The practice is common in 28 African countries, where an estimated 100 million women are circumcised. The origins of the tradition are murky; some imbue the ritual with Muslim religious significance, but Muslim scholars say there is no religious basis for it. The type of mutilation practiced in Africa has three levels of severity. The first level involves removing part of the clitoris. The next level, excision, involves removal of part or all of the labia minora. The most severe form, called infibulation, is the removal of the clitoris, labia minora and part of the labia majora, which are then sewn shut. Because medical personnel often refuse to perform the operation, says Amina Kamil Jibrel, a Somali woman who offers counseling to other Somalis at a municipal office in Copenhagen, it is usually carried out by a woman lacking medical training and knowledge of infection. When she was circumcised at 6, Jibrel says she couldn't move for a week: "You sit on the floor for seven days and your legs are tied together with a piece of cloth so you can't move and the wound will heal."
Jibrel, 46, has three sons and never faced the decision about female circumcision in her own family, though she clearly would have rejected it. She recalls the operation as one of the most horrific experiences of her life. "It was terrible," she says. "It was very painful. I didn't have any choice. My parents didn't explain what was happening. An old woman came and held me down with her feet while she performed the circumcision."
Rahmah Ali Kudar says the pain of her circumcision was so intense that she passed out. Even 23 years later, she is still dealing with medical complications from the operation. She has trouble menstruating; there were severe difficulties during her pregnancy; she spends hours on the toilet to pass urine. Kudar arrived in Copenhagen in 1997. Ever since, she has lived in Bispebjerg, a working-class neighborhood of the capital dominated by five- and six-story apartment blocks.
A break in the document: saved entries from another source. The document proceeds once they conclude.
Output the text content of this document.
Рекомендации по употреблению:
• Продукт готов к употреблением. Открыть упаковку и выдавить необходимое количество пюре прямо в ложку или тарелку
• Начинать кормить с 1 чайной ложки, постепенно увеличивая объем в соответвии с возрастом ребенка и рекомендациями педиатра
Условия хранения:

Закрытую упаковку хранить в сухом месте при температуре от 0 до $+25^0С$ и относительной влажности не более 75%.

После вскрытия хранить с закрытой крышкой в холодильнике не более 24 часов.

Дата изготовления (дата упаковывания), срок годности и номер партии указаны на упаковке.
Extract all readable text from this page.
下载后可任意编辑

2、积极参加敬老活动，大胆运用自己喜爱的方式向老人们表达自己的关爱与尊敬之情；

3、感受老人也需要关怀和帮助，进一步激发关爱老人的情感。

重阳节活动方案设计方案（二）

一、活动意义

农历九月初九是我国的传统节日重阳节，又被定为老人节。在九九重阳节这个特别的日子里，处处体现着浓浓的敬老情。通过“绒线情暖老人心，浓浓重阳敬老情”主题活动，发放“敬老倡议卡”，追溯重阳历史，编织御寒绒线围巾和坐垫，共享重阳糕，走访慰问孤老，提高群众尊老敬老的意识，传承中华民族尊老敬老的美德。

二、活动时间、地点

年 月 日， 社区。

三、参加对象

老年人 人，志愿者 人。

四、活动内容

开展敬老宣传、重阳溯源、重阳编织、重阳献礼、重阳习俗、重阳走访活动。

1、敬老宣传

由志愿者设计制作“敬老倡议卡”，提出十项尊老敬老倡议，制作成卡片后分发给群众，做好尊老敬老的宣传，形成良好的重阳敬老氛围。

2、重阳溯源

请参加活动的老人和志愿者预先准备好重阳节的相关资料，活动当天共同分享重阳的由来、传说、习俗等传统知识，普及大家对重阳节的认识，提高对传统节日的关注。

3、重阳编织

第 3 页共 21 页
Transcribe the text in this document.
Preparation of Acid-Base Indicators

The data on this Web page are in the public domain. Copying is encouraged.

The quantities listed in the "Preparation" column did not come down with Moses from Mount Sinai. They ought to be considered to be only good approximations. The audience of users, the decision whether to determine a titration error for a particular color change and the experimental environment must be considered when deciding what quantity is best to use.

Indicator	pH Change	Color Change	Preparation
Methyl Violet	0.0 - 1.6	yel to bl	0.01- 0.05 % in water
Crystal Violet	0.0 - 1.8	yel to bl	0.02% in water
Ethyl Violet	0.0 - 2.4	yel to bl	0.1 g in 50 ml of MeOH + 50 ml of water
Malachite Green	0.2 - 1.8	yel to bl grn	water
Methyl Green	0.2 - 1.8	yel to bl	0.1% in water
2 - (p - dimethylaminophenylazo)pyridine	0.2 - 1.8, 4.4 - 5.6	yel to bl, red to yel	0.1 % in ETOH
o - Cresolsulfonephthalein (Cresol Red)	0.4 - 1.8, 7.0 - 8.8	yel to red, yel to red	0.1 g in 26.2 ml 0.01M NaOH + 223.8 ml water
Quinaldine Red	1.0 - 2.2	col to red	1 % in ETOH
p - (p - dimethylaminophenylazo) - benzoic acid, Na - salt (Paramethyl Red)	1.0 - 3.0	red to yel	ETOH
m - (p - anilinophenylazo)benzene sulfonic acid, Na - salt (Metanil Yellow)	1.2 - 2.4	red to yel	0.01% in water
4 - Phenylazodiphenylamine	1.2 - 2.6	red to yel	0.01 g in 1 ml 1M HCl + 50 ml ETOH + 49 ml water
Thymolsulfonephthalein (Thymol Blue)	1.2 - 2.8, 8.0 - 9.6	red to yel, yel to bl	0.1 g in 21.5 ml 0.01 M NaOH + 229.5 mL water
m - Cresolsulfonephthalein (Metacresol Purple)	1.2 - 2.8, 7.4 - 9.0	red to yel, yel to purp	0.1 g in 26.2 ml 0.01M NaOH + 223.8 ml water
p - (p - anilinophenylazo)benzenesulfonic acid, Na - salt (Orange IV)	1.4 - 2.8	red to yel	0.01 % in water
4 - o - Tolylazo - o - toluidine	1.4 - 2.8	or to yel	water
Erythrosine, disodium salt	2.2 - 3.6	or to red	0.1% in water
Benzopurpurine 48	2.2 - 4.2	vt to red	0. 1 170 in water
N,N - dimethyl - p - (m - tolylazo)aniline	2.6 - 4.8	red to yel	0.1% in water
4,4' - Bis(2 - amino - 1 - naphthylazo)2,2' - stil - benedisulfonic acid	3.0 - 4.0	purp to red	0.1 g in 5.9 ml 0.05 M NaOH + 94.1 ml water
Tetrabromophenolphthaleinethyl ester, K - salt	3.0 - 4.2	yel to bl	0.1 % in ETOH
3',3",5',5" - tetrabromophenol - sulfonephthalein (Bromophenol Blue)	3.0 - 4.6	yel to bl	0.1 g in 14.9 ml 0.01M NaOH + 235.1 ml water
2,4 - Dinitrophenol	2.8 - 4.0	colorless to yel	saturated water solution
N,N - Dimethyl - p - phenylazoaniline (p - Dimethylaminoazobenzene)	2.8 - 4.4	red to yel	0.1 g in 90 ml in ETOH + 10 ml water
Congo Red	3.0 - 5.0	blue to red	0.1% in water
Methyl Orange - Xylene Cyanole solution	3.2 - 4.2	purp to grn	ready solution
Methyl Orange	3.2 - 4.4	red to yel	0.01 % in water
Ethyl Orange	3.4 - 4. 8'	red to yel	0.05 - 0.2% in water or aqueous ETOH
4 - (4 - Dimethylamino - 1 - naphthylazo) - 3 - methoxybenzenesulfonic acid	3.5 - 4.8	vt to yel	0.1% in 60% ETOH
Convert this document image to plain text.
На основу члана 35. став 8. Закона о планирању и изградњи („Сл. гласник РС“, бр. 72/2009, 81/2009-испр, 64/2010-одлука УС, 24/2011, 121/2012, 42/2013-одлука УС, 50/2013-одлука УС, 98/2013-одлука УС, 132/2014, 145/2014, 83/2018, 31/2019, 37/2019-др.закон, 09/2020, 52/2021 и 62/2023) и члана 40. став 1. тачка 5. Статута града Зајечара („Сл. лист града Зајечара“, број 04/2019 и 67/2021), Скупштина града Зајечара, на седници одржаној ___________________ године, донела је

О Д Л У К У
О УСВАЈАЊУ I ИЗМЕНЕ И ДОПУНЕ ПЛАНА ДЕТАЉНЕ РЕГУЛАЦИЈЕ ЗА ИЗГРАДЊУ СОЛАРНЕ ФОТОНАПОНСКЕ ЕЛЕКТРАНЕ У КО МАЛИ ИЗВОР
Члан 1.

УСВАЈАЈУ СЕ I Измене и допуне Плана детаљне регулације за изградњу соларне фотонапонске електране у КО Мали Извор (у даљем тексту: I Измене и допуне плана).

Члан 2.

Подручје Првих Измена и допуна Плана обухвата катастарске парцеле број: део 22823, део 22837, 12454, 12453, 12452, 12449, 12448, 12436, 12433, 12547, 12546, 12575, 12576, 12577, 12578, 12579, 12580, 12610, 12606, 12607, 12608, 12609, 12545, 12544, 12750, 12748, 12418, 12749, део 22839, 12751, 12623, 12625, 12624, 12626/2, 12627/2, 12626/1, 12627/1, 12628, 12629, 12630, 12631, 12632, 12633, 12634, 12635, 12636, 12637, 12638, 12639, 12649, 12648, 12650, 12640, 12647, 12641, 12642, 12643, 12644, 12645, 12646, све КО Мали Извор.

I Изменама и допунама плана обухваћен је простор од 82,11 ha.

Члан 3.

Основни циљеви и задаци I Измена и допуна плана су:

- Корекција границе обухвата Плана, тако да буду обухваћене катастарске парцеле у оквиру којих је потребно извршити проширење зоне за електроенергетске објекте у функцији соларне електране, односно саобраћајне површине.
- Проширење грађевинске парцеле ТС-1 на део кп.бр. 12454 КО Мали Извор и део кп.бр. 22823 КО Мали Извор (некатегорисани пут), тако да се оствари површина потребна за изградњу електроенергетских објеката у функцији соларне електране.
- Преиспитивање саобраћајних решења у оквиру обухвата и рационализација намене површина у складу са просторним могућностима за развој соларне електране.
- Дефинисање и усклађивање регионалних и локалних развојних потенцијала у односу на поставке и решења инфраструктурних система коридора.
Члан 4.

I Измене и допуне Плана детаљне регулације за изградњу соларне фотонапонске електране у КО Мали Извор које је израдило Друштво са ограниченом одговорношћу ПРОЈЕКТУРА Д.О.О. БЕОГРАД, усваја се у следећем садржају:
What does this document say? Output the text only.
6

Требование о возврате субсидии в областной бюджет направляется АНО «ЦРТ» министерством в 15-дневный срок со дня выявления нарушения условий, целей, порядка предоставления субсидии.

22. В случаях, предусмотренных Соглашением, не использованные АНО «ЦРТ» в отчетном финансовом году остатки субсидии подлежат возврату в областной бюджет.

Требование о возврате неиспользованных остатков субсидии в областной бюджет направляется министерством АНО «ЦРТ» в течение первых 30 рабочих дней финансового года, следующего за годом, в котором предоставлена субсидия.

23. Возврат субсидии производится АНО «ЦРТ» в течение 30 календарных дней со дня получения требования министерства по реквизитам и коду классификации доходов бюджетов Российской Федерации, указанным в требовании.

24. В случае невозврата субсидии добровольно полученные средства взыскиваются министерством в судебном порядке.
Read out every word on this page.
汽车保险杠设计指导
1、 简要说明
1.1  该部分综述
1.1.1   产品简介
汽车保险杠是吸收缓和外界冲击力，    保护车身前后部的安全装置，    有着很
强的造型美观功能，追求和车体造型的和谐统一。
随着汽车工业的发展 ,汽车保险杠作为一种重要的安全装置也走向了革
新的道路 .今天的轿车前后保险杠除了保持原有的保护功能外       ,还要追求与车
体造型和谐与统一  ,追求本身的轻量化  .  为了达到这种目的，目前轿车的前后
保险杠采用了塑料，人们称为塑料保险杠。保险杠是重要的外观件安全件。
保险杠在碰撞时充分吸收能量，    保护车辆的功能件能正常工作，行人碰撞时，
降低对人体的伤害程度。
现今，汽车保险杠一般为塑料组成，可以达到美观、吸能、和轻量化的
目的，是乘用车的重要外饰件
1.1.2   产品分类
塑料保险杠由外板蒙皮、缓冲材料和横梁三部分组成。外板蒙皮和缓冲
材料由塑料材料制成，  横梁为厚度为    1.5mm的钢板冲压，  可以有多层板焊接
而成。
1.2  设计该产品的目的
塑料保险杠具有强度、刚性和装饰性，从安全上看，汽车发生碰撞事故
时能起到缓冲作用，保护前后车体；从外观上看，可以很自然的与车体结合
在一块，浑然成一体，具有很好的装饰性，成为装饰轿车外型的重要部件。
Kudar says her husband has agreed that Huda should not be circumcised. "He agrees because the religion says that circumcision is not important," she says. "It is not a religious thing. It is a cultural tradition."
Despite the brutality of the practice and the lifelong health risks, there are still those in Denmark who support circumcision. One Somali imam, Mustafa Abdullahi Aden, was quoted in November by the newspaper Information as saying, "It's good for the girls to be circumcised. It is a signal you are a true believer in Islam." After the article appeared, Aden's employer, the Danish Refugee Relief Council, told him he had to denounce circumcision if he wanted to keep his job. He then signed a letter saying he no longer supports the practice. But a number of other Somali imams in Denmark also approve of the custom.
The new law will be difficult to enforce. Most children in Denmark are examined by school doctors, so it could fall to health professionals to report cases to the authorities. "I must admit, it's not going to be an easy task," says Justice Minister Lene Espersen. "We can't go around checking people." There was a public outcry in January when a city councilman in the city of Aalborg invoked child abuse laws and ordered an examination of a Somali girl, after a social worker reported her suspicion that the girl had been circumcised. A school medical officer carried out an examination, but the girl had not undergone the procedure. Jibrel argues that a better approach is to talk to parents so they can see for themselves the dangers of circumcision. "We need to explain it's not part of the [Islamic] religion and they have to stop because it's bad culture with a lot of [medical] risks," she says. Only then will children like Huda be protected.